Leserbrief
Pranger im 21. Jahrhundert
Ein Tiefpunkt im österreichischen Journalismus, wenn man einige Medienberichte liest und sieht. Da werden Bürgermeister öffentlich zur Schau (also an den Pranger) gestellt, weil sie es gewagt haben, sich gegen Corona impfen zu lassen – aus welchen Beweggründen auch immer.
Das hat mit objektiver Berichterstattung nichts mehr zu tun. Nun mag man für dieses „Vergehen“ der Bürgermeister Verständnis haben oder nicht. Das gibt den Journalisten noch immer nicht das Recht, diese Personen namentlich und mit Bild öffentlich anzuprangern.

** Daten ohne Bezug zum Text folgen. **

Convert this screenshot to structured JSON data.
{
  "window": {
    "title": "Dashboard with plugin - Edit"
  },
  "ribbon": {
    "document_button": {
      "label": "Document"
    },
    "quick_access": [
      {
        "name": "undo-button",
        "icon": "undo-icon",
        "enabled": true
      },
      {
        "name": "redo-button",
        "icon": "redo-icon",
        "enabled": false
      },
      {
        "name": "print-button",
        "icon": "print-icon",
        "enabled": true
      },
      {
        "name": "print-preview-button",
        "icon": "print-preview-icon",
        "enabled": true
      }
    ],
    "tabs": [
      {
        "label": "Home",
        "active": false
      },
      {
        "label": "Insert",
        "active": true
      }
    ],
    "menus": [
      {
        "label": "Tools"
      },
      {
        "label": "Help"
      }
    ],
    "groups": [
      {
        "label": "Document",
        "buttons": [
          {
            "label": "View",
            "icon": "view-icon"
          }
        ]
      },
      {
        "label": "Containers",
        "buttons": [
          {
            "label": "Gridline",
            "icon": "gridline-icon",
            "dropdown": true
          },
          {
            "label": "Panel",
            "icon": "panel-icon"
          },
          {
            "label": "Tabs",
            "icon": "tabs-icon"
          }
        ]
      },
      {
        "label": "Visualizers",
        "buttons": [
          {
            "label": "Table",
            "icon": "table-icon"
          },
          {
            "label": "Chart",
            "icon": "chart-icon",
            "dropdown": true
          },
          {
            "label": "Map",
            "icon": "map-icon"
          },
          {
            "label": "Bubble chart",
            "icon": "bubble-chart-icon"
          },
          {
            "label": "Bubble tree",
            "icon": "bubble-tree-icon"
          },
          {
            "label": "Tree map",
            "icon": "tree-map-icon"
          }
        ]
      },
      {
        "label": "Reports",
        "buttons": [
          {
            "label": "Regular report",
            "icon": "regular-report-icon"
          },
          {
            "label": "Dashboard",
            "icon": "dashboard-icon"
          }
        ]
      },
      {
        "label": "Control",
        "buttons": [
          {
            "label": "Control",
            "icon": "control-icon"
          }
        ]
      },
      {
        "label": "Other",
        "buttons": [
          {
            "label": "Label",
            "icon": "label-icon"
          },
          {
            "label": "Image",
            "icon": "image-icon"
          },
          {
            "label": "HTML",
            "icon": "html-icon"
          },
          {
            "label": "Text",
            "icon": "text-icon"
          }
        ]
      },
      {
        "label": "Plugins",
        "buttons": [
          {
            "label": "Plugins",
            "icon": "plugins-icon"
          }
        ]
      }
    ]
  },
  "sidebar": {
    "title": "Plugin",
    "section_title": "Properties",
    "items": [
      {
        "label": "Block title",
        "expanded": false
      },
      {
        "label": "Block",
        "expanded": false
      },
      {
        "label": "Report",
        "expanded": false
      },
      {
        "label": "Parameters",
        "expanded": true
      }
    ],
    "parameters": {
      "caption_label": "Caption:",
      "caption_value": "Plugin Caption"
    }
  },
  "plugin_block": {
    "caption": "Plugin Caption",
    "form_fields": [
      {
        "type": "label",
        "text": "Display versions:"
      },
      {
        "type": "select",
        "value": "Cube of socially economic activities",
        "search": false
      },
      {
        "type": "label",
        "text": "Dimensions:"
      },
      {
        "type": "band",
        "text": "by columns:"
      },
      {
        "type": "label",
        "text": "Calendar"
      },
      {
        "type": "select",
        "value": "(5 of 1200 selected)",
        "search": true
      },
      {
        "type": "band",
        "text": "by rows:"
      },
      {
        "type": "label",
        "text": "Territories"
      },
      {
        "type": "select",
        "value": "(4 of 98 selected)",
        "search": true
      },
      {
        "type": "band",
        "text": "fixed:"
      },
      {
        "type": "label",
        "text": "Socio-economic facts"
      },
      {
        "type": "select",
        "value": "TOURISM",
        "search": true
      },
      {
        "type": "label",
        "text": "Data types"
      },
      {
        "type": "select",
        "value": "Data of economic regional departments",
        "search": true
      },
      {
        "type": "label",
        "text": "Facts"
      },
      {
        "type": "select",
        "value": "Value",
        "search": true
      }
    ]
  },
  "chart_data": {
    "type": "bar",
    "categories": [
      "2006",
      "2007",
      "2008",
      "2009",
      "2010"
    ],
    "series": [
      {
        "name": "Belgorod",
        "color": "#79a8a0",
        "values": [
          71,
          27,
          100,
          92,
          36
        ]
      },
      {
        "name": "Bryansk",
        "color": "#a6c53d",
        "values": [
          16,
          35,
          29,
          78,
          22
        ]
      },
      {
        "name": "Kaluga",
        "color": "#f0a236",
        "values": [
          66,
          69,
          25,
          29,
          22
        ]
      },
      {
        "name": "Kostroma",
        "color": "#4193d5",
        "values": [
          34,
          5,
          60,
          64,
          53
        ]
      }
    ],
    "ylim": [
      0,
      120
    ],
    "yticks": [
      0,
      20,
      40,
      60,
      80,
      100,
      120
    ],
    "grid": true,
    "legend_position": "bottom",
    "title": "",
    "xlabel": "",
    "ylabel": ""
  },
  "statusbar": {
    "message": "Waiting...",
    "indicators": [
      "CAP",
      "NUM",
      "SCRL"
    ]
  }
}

Schwerverbrecher haben laut dem Mediengesetz wohl mehr Rechte. Demzufolge hat der Betroffene gegen den Medieninhaber Anspruch auf eine Entschädigung für die erlittene persönliche Beeinträchtigung, wenn in einem Medium der höchstpersönliche Lebensbereich einer Person in einer Weise erörtert oder dargestellt wird, die geeignet ist, sie in der Öffentlichkeit bloßzustellen.
Bevor man das „Kind mit dem Bade ausschüttet“ sollte man bedenken, dass die Bürgermeister gerade in dieser herausfordernden Zeit diejenigen sind, die an der Basis all die Covid-Maßnahmen nicht nur mittragen, sondern auch umsetzen müssen.
Bürgermeister haben sehr wohl viele Kontakte mit Menschen, sind auch verantwortlich für das Gemeindesanitätswesen, oft zuständig für Pflegeeinrichtungen udgl. und gehören auf jeden Fall zu den „systemrelevanten Personen“. Wenn nun von politischer und medialer Seite mit der Moralkeule hantiert wird, so trifft das genau diejenigen, die das System am Laufen halten.
Wenn diesen Bürgermeistern vorgeworfen wird, durch ihr „unverantwortliches Handeln“ müssten Menschen auf die Impfung warten und wären daher gesundheitlichen Risiken ausgesetzt, so ist das meiner Ansicht nach nur Ablenkung von der chaotischen Impfstrategie des Bundes, die nun auf die Länder abgewälzt wurde.
In den vergangenen Monaten, in der die Impfung als das Allheilmittel in dieser Corona-Krise angepriesen wurde, hätte man neben einer besseren Beschaffung der Impfdosen auch die Infrastruktur für den Impfvorgang vorbereiten müssen. Am Beispiel Israels erkennt man, dass es funktioniert.